Die entsprechenden Verhandlungen laufen, wie man hört, fixiert sei aber bislang noch nichts. Ulrich Seidl, der gegenwärtig an den Münchner Kammerspielen für die diesjährigen Festwochen die Theater-Koproduktion "Böse Buben/Fiese Männer“ (nach David Foster Wallace, Wien-Premiere: 5. Juni) inszeniert, erlebt gerade die vielleicht strapaziöseste Arbeitsphase seiner bisherigen Laufbahn: Nicht weniger als vier Filme stellt er dieser Tage fertig. Fünf Jahre lang hat ihn sein "Paradies“-Dreiteiler in Atem gehalten, und an einem Dokumentarfilm namens "Im Keller“, der sich um die geheimen und bisweilen auch bizarren Welten in Österreichs Kellerlandschaften dreht, arbeitet er daneben auch noch.

Haneke und Seidl werden in Cannes gegen prominente Konkurrenten antreten: David Cronenbergs Verfilmung von Don DeLillos Finanzkrisenabstraktion "Cosmopolis“ wird im Rahmen der ab 16. Mai laufenden Filmfestspiele ebenso zu sehen sein wie Neues von Alain Resnais und Leos Carax.

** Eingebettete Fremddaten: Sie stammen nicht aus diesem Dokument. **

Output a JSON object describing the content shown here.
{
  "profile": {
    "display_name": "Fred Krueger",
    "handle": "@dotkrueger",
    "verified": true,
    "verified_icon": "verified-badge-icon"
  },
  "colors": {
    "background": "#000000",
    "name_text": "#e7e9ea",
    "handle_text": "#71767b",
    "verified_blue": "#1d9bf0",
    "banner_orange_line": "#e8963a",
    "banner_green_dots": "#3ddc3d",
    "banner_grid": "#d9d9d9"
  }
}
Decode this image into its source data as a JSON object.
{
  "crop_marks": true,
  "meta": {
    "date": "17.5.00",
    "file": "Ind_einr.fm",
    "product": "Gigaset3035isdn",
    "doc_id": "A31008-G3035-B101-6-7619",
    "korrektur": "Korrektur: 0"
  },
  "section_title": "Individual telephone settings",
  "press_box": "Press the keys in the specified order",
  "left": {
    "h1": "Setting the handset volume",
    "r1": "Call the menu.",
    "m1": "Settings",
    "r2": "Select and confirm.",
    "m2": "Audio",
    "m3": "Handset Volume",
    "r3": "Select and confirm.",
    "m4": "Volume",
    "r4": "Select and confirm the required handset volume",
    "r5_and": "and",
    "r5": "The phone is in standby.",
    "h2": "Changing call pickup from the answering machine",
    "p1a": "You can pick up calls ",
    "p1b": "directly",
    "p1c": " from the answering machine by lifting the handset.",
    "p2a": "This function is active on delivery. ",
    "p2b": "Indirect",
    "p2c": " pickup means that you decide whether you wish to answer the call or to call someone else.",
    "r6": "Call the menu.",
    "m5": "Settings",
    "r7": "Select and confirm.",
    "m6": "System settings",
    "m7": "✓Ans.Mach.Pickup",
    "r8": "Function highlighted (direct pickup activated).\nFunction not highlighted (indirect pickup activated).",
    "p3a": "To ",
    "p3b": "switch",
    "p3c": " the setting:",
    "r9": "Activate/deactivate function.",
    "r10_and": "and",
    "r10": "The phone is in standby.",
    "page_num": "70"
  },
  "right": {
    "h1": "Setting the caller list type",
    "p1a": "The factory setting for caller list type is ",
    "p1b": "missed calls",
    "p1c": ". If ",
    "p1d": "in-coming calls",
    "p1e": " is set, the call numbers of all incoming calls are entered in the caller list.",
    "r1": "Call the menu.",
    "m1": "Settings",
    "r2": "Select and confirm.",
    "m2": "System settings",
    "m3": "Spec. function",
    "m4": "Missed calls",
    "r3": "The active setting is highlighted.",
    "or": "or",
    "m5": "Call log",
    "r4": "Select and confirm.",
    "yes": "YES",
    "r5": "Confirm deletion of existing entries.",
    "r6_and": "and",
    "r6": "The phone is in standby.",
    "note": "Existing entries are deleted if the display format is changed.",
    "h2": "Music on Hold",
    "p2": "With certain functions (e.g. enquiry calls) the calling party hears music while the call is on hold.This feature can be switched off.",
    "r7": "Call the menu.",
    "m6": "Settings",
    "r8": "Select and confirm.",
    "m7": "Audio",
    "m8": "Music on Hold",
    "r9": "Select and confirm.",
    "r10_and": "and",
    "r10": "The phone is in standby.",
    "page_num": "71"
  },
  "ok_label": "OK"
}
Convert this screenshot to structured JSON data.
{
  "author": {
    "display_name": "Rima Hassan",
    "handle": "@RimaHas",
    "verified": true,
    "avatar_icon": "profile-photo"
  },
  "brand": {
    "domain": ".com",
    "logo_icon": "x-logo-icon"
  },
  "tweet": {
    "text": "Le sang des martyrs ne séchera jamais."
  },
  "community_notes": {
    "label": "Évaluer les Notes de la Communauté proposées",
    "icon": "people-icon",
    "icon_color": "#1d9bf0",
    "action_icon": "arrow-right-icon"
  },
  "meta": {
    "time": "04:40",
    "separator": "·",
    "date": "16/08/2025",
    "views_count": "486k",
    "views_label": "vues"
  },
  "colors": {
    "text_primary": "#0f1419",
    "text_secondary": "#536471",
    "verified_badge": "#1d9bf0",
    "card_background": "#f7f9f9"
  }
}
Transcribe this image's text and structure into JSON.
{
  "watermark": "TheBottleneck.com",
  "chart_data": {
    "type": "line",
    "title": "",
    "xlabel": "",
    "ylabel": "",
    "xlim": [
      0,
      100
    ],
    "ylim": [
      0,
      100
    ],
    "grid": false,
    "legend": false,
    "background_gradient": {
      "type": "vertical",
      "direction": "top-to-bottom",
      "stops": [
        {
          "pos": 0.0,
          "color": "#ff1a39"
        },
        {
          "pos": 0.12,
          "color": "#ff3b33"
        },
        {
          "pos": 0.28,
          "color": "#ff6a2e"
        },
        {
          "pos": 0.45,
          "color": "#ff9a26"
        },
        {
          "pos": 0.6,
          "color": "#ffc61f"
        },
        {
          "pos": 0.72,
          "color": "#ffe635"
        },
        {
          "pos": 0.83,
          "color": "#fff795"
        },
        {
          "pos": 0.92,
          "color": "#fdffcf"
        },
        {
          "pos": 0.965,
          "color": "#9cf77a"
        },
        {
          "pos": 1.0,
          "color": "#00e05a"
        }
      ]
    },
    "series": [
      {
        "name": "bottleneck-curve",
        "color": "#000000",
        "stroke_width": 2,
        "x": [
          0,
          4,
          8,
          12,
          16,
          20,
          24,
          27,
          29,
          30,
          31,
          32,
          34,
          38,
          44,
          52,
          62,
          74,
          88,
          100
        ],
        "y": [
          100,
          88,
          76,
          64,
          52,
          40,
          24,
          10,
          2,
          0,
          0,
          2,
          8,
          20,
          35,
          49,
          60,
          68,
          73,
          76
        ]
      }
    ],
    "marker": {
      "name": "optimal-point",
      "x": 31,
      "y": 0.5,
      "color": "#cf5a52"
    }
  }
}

Virtuose Realisten wie der Rumäne Cristian Mungiu, der Brite Ken Loach und der Iraner Abbas Kiarostami werden zudem in ebenjenen Territorien zugange sein, die auch die beiden Österreicher so unnachahmlich beforschen.

Der Kritiker des "Guardian“, Peter Bradshaw, hat Seidls Wettbewerbsbeitrag den "Hauptanwärter“ in Sachen "Schock und Festivalerregung“ genannt. Aber da könnte er sich täuschen. Denn sowohl Seidl als auch Haneke befinden sich zweifellos in ihren reifen Phasen. Das mag auch mit dem Übertritt in ein gesetzteres Alter zusammenhängen: Seidl wird im November 60, Haneke feierte vor wenigen Wochen seinen 70. Geburtstag. Beide Filmemacher scheinen bei stetig wachsender Präzision milder geworden zu sein - für ihre Verhältnisse jedenfalls. Über die Periode der Provokation sind sie hinaus. Auch davon wird das 65. Filmfestival in Cannes, wenn nicht alles täuscht, Zeugnis ablegen.